- Barber Farm
- U.S. National Register of Historic Places
- U.S. Historic district
- Location: 225 Redmon Rd., near Cleveland, North Carolina
- Coordinates: 35°42′57″N 80°38′42″W﻿ / ﻿35.71583°N 80.64500°W
- Area: 241 acres (98 ha)
- Built: c. 1855
- Built by: Graham, James
- Architectural style: Greek Revival
- NRHP reference No.: 02001717
- Added to NRHP: January 15, 2003

= Barber Farm (Cleveland, North Carolina) =

Historic district in North Carolina, United States

Barber Farm, also known as Luckland, is a historic farm complex and national historic district located near Cleveland, Rowan County, North Carolina. The Jacob Barber House was built about 1855, and is a two-story, single-pile, three-bay vernacular Greek Revival style frame dwelling. It has a one-story rear ell and a one-story shed roofed rear porch. Its builder James Graham also built the Robert Knox House and the Hall Family House.

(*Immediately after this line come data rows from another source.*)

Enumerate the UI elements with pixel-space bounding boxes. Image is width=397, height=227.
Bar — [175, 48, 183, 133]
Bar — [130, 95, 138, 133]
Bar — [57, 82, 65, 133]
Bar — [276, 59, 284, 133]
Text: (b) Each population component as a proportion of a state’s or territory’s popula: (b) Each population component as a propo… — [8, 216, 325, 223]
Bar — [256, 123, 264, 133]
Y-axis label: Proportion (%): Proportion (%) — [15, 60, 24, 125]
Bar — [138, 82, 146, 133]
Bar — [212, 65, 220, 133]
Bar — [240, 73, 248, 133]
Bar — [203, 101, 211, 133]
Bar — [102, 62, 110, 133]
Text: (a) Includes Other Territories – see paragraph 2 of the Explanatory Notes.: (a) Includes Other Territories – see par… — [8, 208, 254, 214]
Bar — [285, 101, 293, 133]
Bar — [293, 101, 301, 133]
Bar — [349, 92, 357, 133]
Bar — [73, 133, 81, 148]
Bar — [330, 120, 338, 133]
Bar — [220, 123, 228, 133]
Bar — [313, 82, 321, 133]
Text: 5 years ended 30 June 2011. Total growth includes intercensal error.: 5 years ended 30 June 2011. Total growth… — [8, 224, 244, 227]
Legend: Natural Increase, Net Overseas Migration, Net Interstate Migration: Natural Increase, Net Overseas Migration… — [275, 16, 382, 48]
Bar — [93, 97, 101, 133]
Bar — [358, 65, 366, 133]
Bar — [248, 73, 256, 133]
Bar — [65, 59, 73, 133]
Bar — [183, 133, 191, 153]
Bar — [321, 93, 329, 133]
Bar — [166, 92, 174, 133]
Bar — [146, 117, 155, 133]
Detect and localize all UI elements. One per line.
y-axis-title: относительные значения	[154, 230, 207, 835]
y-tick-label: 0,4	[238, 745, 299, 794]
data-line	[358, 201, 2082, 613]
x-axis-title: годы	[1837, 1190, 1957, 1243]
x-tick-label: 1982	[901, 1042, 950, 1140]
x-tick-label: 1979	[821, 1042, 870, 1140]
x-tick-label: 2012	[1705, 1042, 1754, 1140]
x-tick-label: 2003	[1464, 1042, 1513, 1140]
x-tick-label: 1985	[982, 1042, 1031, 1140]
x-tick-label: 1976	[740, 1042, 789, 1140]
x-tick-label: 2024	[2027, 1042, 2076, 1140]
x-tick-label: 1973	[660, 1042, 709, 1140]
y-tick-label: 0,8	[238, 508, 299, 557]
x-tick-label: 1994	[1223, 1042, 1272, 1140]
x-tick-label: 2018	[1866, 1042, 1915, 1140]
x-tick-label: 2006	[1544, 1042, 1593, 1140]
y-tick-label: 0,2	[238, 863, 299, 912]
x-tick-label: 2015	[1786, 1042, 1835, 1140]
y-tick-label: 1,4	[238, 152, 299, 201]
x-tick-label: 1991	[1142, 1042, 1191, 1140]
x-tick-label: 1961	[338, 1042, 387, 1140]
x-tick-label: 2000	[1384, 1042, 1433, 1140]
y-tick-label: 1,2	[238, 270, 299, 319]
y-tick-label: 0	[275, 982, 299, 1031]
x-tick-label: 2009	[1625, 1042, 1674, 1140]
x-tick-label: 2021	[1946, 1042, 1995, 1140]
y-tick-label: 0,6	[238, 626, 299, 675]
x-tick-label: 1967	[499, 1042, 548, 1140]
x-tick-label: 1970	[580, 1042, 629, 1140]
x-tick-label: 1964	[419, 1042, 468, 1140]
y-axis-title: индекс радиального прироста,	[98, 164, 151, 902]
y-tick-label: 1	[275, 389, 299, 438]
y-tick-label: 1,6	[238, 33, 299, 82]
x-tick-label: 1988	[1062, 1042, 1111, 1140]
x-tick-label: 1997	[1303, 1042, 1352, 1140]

Other contributing resources are the cow barn (c. 1947), smokehouse (c. 1880 / 1940s), granary (c. 1855), double crib log barn (c. 1855), well house (c. 1940), log corn crib / barn (c. 1855 / 1940), carriage house (c. 1890), school (c. 1910), Edward W. Barber House (1870s), Edward W. Barber Well House (1870s), North Carolina Midland Railroad Right-of-Way (c. 1899), and the agricultural landscape.

It was listed on the National Register of Historic Places in 2003.